Rollover contributions and transfers to an HSA are permitted as long as the source of the funds is another HSA or MSA.

Funds that move directly between the old account trustee and the new account trustee are called trustee-to-trustee transfers. All other movement of funds from an HSA or MSA account is considered a rollover contribution. These rollovers and transfers do not count toward your maximum annual HSA contribution.

A rollover of HSA funds must be completed within 60 days from the date of receipt to avoid taxation. One rollover every 12 months is permitted. If you make a rollover contribution, you must certify to the trustee, in writing, that you are making a rollover contribution. Once made, the certification is final. An unlimited number of trustee-to-trustee transfers may be arranged by you without the restrictions mentioned for rollover contributions.
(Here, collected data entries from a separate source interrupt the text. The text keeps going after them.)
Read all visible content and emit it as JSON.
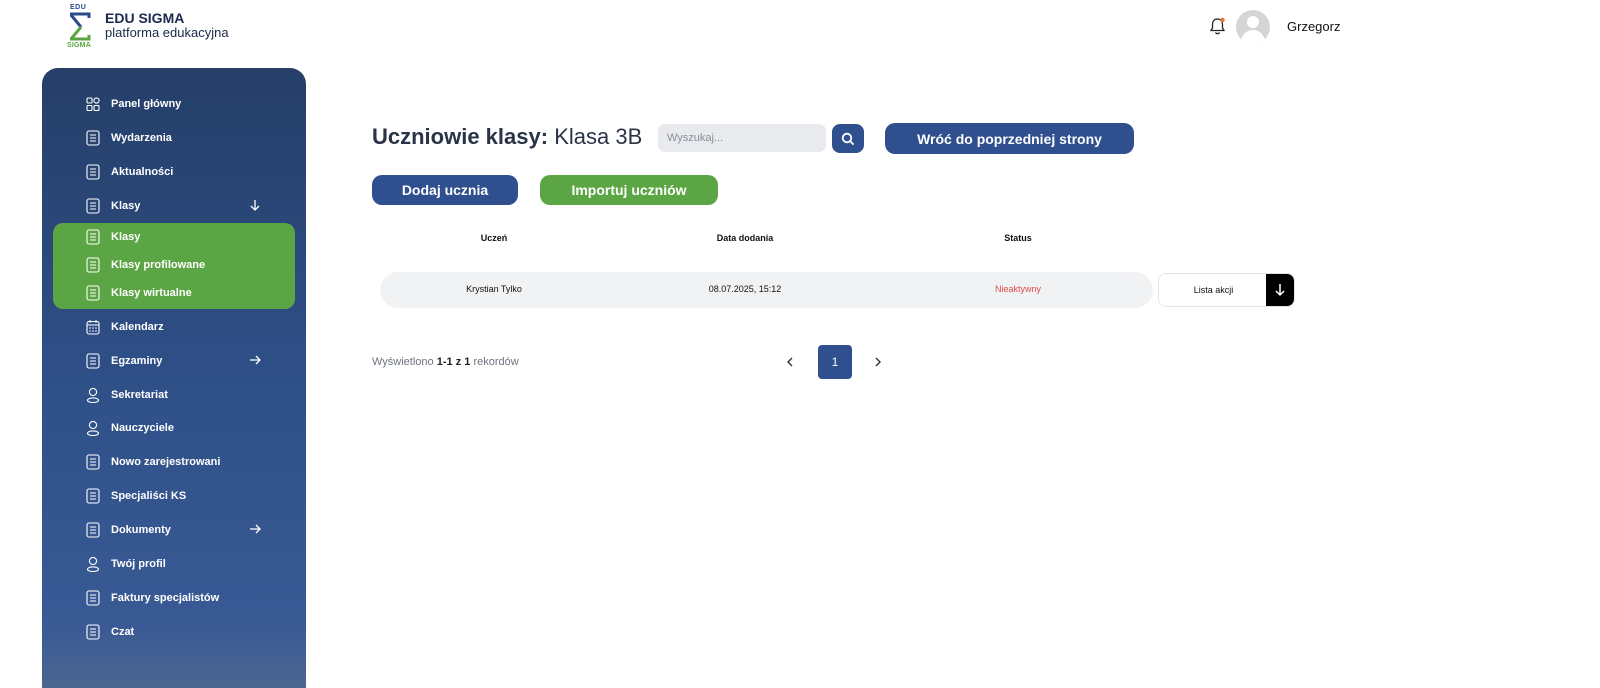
{
  "header": {
    "logo_top": "EDU",
    "logo_bottom": "SIGMA",
    "brand_title": "EDU SIGMA",
    "brand_subtitle": "platforma edukacyjna",
    "username": "Grzegorz"
  },
  "sidebar": {
    "items": [
      {
        "label": "Panel główny",
        "icon": "grid-icon"
      },
      {
        "label": "Wydarzenia",
        "icon": "document-icon"
      },
      {
        "label": "Aktualności",
        "icon": "document-icon"
      },
      {
        "label": "Klasy",
        "icon": "document-icon",
        "arrow": "arrow-down-icon"
      },
      {
        "label": "Kalendarz",
        "icon": "calendar-icon"
      },
      {
        "label": "Egzaminy",
        "icon": "document-icon",
        "arrow": "arrow-right-icon"
      },
      {
        "label": "Sekretariat",
        "icon": "user-icon"
      },
      {
        "label": "Nauczyciele",
        "icon": "user-icon"
      },
      {
        "label": "Nowo zarejestrowani",
        "icon": "document-icon"
      },
      {
        "label": "Specjaliści KS",
        "icon": "document-icon"
      },
      {
        "label": "Dokumenty",
        "icon": "document-icon",
        "arrow": "arrow-right-icon"
      },
      {
        "label": "Twój profil",
        "icon": "user-icon"
      },
      {
        "label": "Faktury specjalistów",
        "icon": "document-icon"
      },
      {
        "label": "Czat",
        "icon": "document-icon"
      }
    ],
    "submenu": [
      {
        "label": "Klasy"
      },
      {
        "label": "Klasy profilowane"
      },
      {
        "label": "Klasy wirtualne"
      }
    ]
  },
  "main": {
    "title_bold": "Uczniowie klasy:",
    "title_class": "Klasa 3B",
    "search_placeholder": "Wyszukaj...",
    "back_button": "Wróć do poprzedniej strony",
    "add_button": "Dodaj ucznia",
    "import_button": "Importuj uczniów",
    "table": {
      "headers": [
        "Uczeń",
        "Data dodania",
        "Status"
      ],
      "rows": [
        {
          "student": "Krystian Tylko",
          "date": "08.07.2025, 15:12",
          "status": "Nieaktywny",
          "action_label": "Lista akcji"
        }
      ]
    },
    "records_prefix": "Wyświetlono",
    "records_range": "1-1",
    "records_of": "z",
    "records_total": "1",
    "records_suffix": "rekordów",
    "current_page": "1"
  },
  "colors": {
    "primary": "#2f4f8e",
    "accent_green": "#5ca545",
    "status_inactive": "#e04b4b"
  }
}
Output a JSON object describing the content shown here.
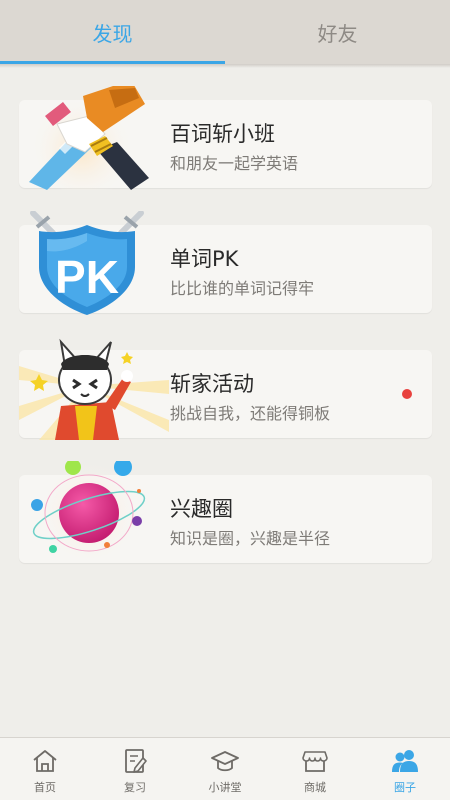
{
  "tabs": {
    "discover": "发现",
    "friends": "好友"
  },
  "cards": [
    {
      "title": "百词斩小班",
      "subtitle": "和朋友一起学英语",
      "icon": "handshake-art"
    },
    {
      "title": "单词PK",
      "subtitle": "比比谁的单词记得牢",
      "icon": "pk-shield-art",
      "art_text": "PK"
    },
    {
      "title": "斩家活动",
      "subtitle": "挑战自我，还能得铜板",
      "icon": "cat-mascot-art",
      "has_new_dot": true
    },
    {
      "title": "兴趣圈",
      "subtitle": "知识是圈，兴趣是半径",
      "icon": "planet-art"
    }
  ],
  "nav": {
    "home": "首页",
    "review": "复习",
    "lecture": "小讲堂",
    "mall": "商城",
    "circle": "圈子"
  },
  "colors": {
    "accent": "#3ba6e6",
    "badge": "#e8413e",
    "background": "#efeeea",
    "card": "#f7f6f3"
  }
}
Since your HSA is owned only by you, you cannot roll over or transfer money to your spouse’s HSA account unless you die or a legal proceeding such as a divorce requires it.

Moving money from an IRA

You can make a one-time, tax-free transfer from an existing traditional IRA to your HSA. This rollover must be transferred from trustee to trustee to receive the tax benefit. The amount transferred counts toward and is limited to your maximum annual HSA contribution amount.

To complete an HSA transfer, visit www.bcbsvt.com/mymoney and download the form called the HSA One-Time IRA Rollover Request Form.

A smart IRA rollover strategy

If you have a traditional IRA (not a Roth, SEP or SIMPLE IRA) and one year you do not have the means to maximize your HSA contribution, consider rolling part of your IRA into your HSA (up to the contribution maximum amount). This one-time strategy works well for people age 64 or younger because it must be done prior to enrolling in Medicare. In addition, you may have a lower annual income (especially if you’re an early retiree).

Dollars withdrawn from traditional IRAs are taxed. But dollars withdrawn from an HSA are not taxed if used for eligible medical expenses.